The removal rate of pure manganese ferrite (NiS, SGCN) and three different concentrations of sulfur-doped manganese ferrite were compared by plotting Ce/Co versus time of irradiation (min). Results clearly showed that the highest degradation rate was exhibited by three percent S@Mn(Fe₂O₄) as compared to other samples. The graphs obtained are shown in Figure 8.
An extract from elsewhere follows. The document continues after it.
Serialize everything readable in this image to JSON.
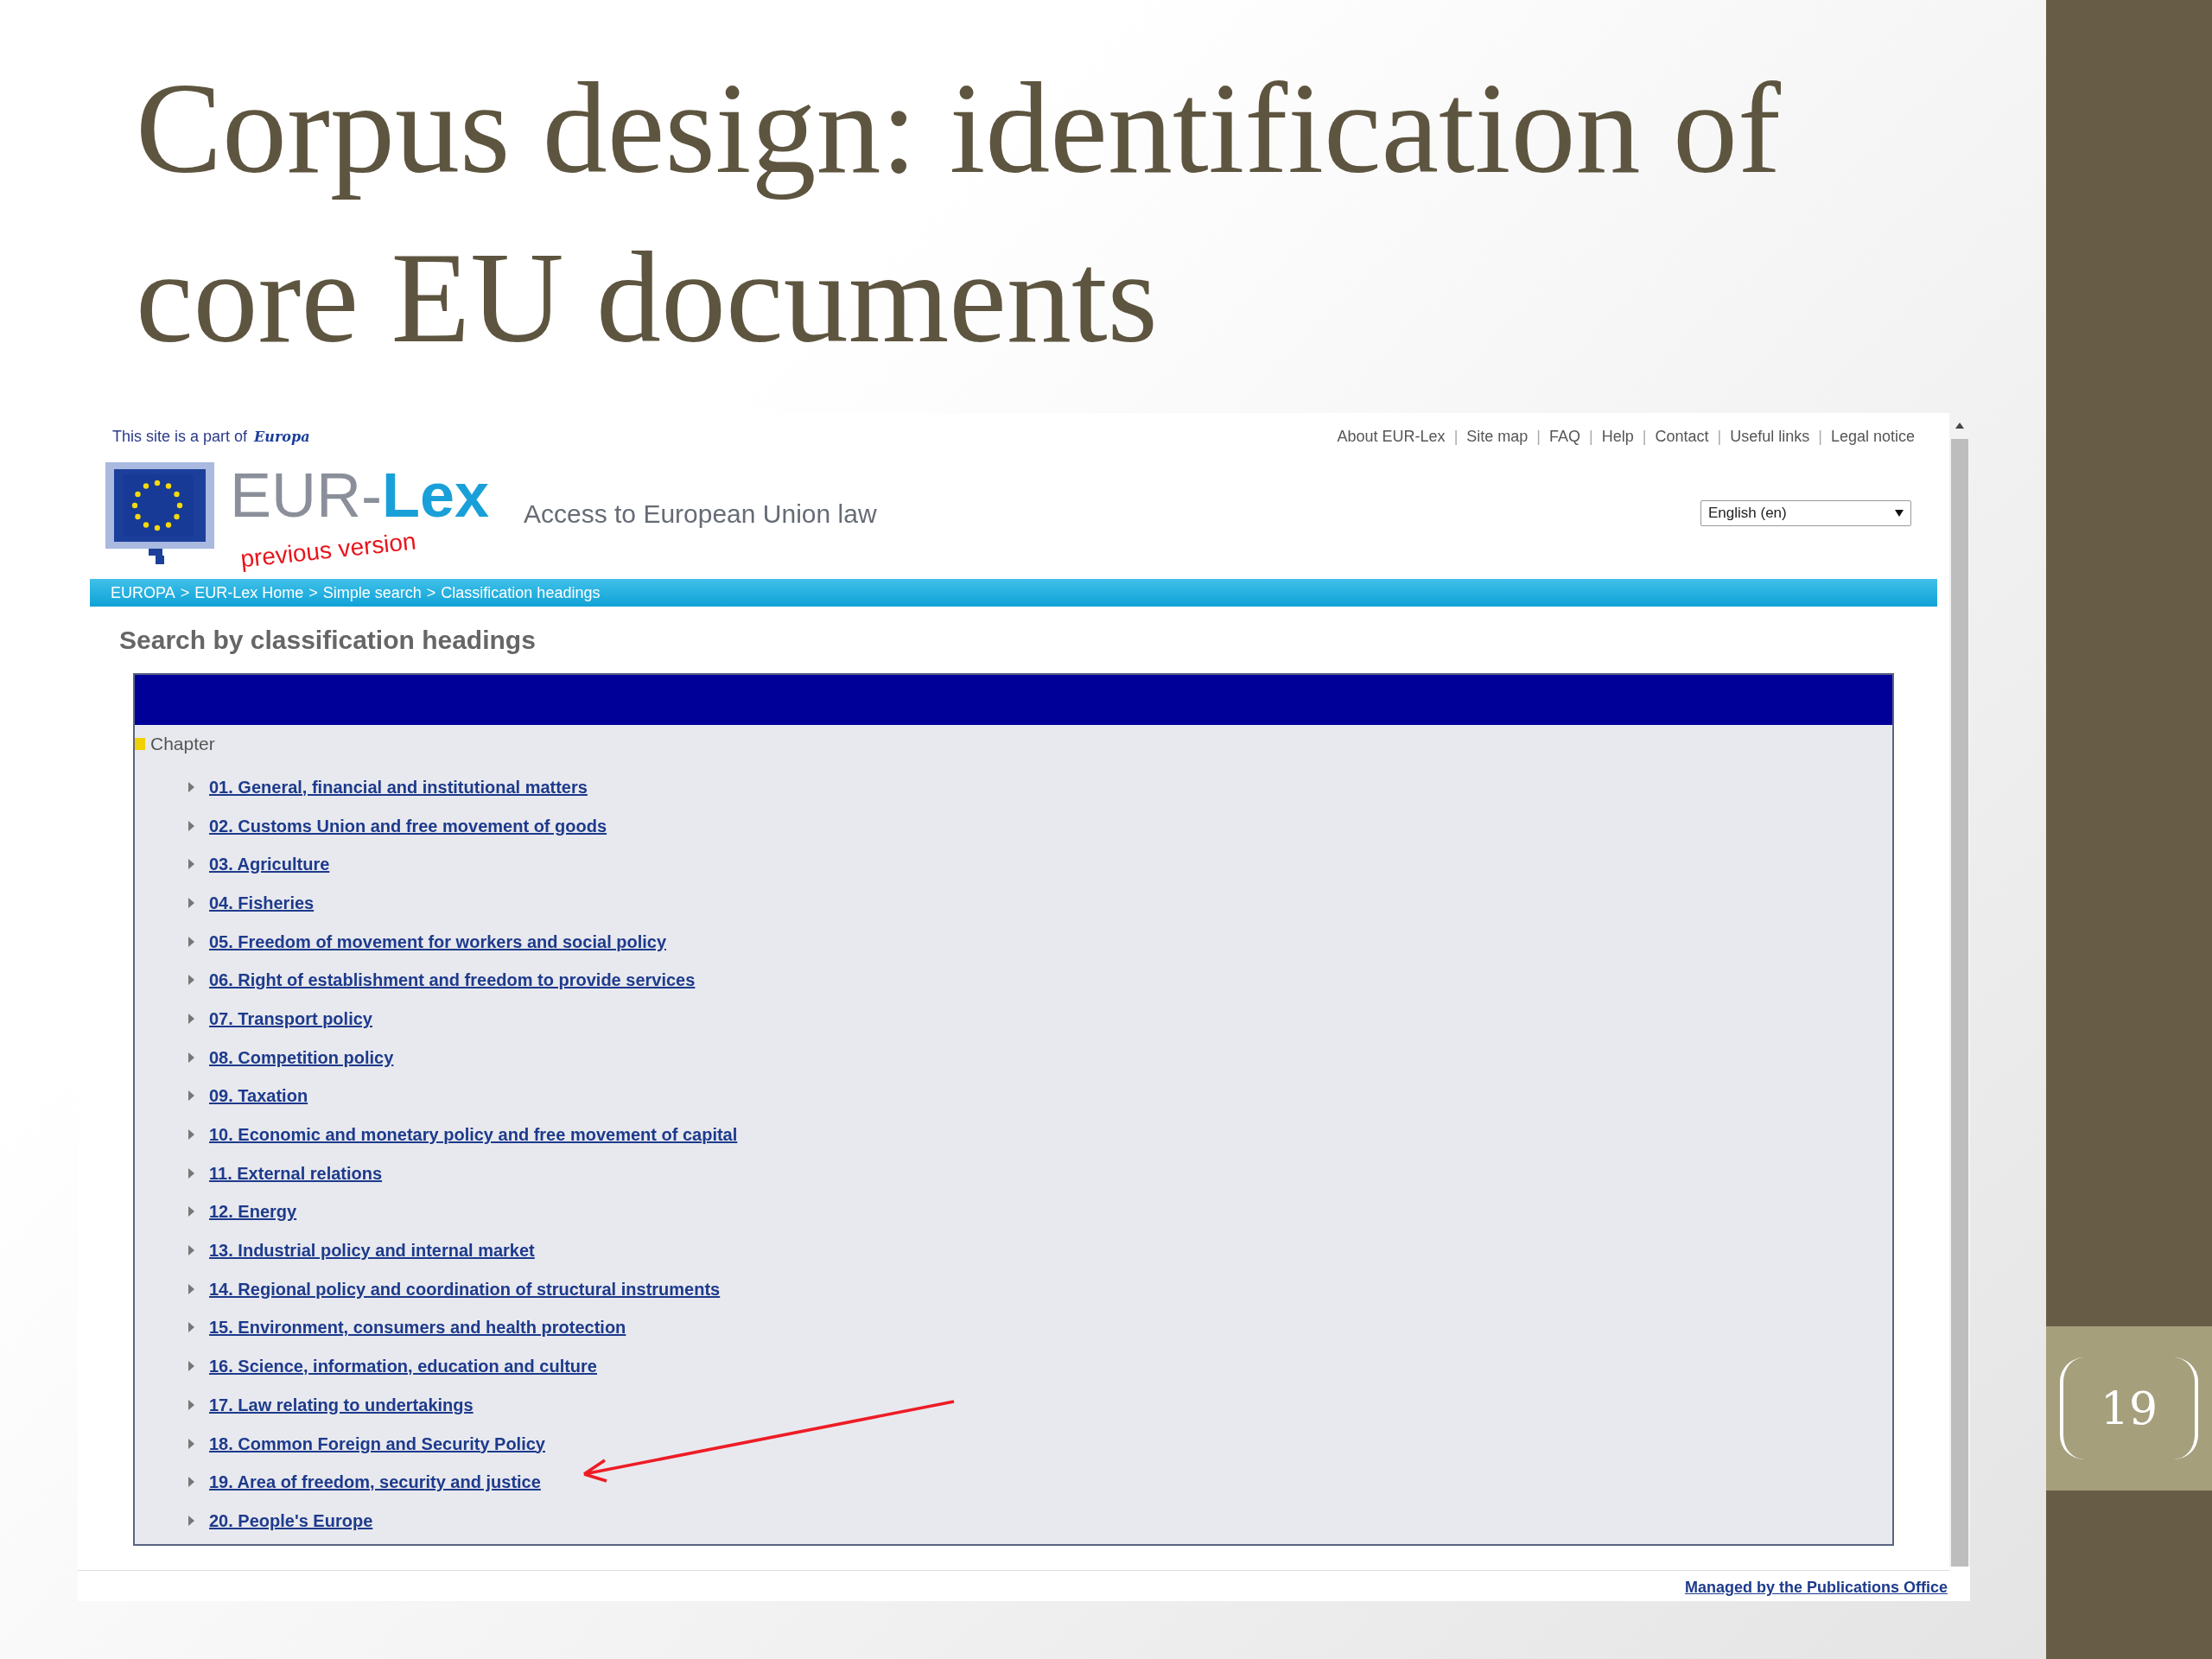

The three percent S@Mn(Fe₂O₄) catalysts’ stability was tested by gradually reducing MB up to six times. The results showed effective dye degradation, which was maintained at over 94 percent even after the sixth cycle (Figure 9a). However, after the first cycle, the catalytic rates were dramatically decreased. A possible explanation for the small decrease in catalytic effectiveness included the partial blockage of active sites. For this reason, the three percent S@Mn(Fe₂O₄) catalyst might function as a reliable, effective, and reusable photocatalytic system. The heterointerface charge transfer rate was evaluated using EIS in the dark at the electrode–electrolyte junction. A faster interfacial photoinduced charge transfer and departure efficiency were often associated with a narrower arc radius and lower electron transport resistance. The three percent S@Mn(Fe₂O₄) sample had the lowest charge-transmission resistance of all of the synthesized samples (Figure 9b). It illustrated the heterointerface contact of the three percent S@Mn(Fe₂O₄), which significantly supported electron transmission, increasing electron consumption and improving photocatalytic efficiency. Measurements of transient photocurrent were consistent with the EIS findings. The aforementioned experimental findings indicate that a three percent S@Mn(Fe₂O₄) heterojunction might greatly increase heterointerface electron transmission, the effective separation of photogenerated e- and h+ couples, and light-harvesting capabilities. The constructed three percent S@Mn(Fe₂O₄) photocatalytic mechanism under visible light is depicted in Figure 10.

4. Conclusions

The synthesis of sulfur-doped manganese metal ferrites was successfully carried out by sol-gel and the citrate method. Three samples having various concentrations (3%, 5%, and 7%) of sulfur-doped manganese metal ferrites were prepared using salts of manganese II sulfate and iron (II) sulfate following gel formation. These samples were then characterized by SEM to check their morphology, which exhibited a granular and crystalline structure. FTIR revealed the structural features and characteristic bonds developed in NPs. EDX data established the formation of sulfur-doped manganese metal ferrites by confirming the presence of sulfur. It also indicated the successful combination of both components, which enhanced the ability of the binary photocatalytic system. XRD analysis revealed that sulfur-doped manganese metal ferrites had a crystalline structure. The optical energy bandgap for sulfur-doped manganese metal ferrites was dropped from 2.20 eV to 2.11 eV as investigated by the UV–vis spectrum. Moreover, the photocatalytic activity of ferrites NPs was evaluated for checking the methylene blue dye degradation. It was also supported by the experimental findings such as the adsorption capacity and the photocatalytic activity. Among all the percentages, three percent sulfur-doped manganese ferrite was most efficient at mitigating 100% of methylene blue with 2 h and 15 min of sunlight exposure. These results confirmed the significance and potential of novel ferrite nanoparticles toward dye degradation and application in photocatalysis.